Крикливые и угрюмые старухи, укутанные в тулупы, ватники, облезлые пальто с лысыми мехами воротников, толстые и худые тетки помоложе, молодые женщины с вытянутыми и укоризненными лицами, — все торговали, кто чем смог: ворованной продукцией, типа чашек, тарелок, чайников, полотенцами, туалетной бумагой (вечным советским дефицитом), вениками, пучками зелени и лука, кучками чеснока и семян. Запитые мужики сидели на корточках или на деревянных ящиках из-под напитков, перед ними лежали инструменты (ножи, плоскогубцы, гвозди, шурупы, рашпили, мотки кабелей и проводов, вразброс радиодетали); кто-то выложил мутные мешочки со свежевыловленной из Невы рыбкой, которую нельзя было есть, кто-то держал в руках вынесенную из дома вещь — радиоприемник, скатерть, вазу или даже набор мельхиоровых ложек. Поскольку в магазинах было шаром покати, а здесь иной алкаш отдавал новую вещь по бросовой (на одну или две бутылки чтобы хватило) цене, — народу в торговых рядах было много.

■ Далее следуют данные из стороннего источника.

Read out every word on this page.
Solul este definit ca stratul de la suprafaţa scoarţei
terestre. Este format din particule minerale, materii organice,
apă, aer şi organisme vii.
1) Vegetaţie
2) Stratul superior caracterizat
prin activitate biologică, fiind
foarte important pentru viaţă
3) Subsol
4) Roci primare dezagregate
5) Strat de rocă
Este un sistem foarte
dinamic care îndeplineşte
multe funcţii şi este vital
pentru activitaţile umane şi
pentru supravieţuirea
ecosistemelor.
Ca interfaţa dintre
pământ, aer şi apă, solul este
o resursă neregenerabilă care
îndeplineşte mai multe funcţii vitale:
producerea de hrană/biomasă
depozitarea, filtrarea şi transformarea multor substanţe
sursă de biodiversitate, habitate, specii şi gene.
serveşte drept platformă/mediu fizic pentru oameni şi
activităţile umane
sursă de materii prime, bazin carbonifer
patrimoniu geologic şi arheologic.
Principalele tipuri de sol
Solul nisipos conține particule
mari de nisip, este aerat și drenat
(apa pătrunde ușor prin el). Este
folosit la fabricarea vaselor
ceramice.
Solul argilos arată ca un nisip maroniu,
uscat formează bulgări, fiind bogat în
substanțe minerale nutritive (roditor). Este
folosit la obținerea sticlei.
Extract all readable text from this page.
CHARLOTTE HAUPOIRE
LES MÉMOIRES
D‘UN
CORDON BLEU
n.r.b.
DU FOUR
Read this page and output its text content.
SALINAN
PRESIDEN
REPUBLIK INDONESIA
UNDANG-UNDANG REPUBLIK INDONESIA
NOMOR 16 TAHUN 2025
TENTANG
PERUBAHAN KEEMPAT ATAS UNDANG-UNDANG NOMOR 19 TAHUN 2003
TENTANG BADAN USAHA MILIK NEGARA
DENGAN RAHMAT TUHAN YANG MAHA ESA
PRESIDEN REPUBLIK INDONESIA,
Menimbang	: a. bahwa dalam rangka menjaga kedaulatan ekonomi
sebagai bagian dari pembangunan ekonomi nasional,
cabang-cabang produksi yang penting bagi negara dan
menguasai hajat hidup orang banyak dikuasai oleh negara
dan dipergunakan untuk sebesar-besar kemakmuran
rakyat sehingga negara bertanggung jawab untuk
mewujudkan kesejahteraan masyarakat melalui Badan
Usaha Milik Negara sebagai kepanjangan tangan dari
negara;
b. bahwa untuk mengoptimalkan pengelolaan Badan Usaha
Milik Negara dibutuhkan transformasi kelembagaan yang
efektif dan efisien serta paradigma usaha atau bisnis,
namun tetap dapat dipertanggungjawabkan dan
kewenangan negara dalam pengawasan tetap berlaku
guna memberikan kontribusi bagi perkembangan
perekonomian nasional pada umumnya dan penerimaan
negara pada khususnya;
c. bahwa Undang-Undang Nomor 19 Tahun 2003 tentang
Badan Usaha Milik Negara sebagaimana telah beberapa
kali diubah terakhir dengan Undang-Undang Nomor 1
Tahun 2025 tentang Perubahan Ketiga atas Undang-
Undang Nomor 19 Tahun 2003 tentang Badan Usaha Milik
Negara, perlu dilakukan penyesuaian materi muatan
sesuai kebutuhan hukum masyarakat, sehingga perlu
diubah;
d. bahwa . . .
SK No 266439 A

Димка приметил симпатичную девчонку, втиснувшуюся между двумя горластыми старухами. Старухи торговали из-под полы водкой и сигаретами. Девчонка в серой, очень старомодного покроя куртке по колена и в пуховом платке, оставившем на обозрение лишь курносый нос и светлые, пронзительные глазки, с интересом озиралась по сторонам, лузгала семечки. А в ладошке она держала большой складной нож.

— Покажи товар, что ли, — лениво так, будто бы от скуки спросил Димка, но сердечко-то у него запело: он о таком мощном ноже мечтал не год и не два.

Ножик был тот, без которого парню во дворе не добиться самоуважения и признания окружающих: черный, с прожилками, пластмассовый корпус, тяжеленный; главное лезвие было толстым, широким и достаточно длинным, около 13 см; и по тусклому блеску, по отсутствию щербин и царапин было ясно, что сталь тут наилучшая. Он поочередно вынимал из пазов шило, тоже не тяп-ляп, а с дыркой на конце, чтобы шить можно было (обувь в походе, или еще чего); смешные, но острые и вполне годные ножнички; отвертка, длинный штопор, вскрывательные ножи для консервов и для бутылок. Димка разволновался (все казалось нереальным), силился не показать восторгов, принялся суетливо и дергано складывать механизмы обратно в нутро ножа. Приметил надписи по-иностранному на лезвиях и на пластмассе корпуса.

— Это сколько же ему лет? — спросил у хозяйки, вертя и не возвращая нож.

— Трофейный, дед с войны привез, — сказала девчонка, настороженно поглядывая на него, словно ожидая пакости.

(И не зря ждала, у Димки все время вертелась мысль — сделать «ноги», в такой толпе в два счета скроется; но девчонка была такая простая, смешная, явно издалека приехала, не хотелось Ленинград позорить.)

— Сколько хочешь? — солидно спросил он.

— А сколько дашь? — не по-базарному, а по-детски спросила она.

Глазки у нее заблестели, и Димка окончательно расположился к ней.

— Годности от него мало, износился, — внаглую заверил ее, — лезвие хрупкое и тупое. Но я старые ножи люблю, и отец тоже собирает. Вот хочу ему к дню Победы подыскать. В общем, сразу и окончательно три рубля предлагаю.

— Десять, — девчонка посуровела, сразу же делаясь старше, чем вначале. — И не свисти, что не годен. Режет так, что мамаша в руки брать боится.

Димка вздохнул, заново вынул лезвие, поскреб по нему ногтем.

— Ты глянь, оно щербатое. Сталь, смотри сюда, почти черная, старая. А про такую несусветную цену вообще забудь, — горячась для вида, снова попытался втюхать свою версию состояния товара.

— Как скальпель кромсает! Ты попробуй, ну, давай, — обиженно сказала продавщица.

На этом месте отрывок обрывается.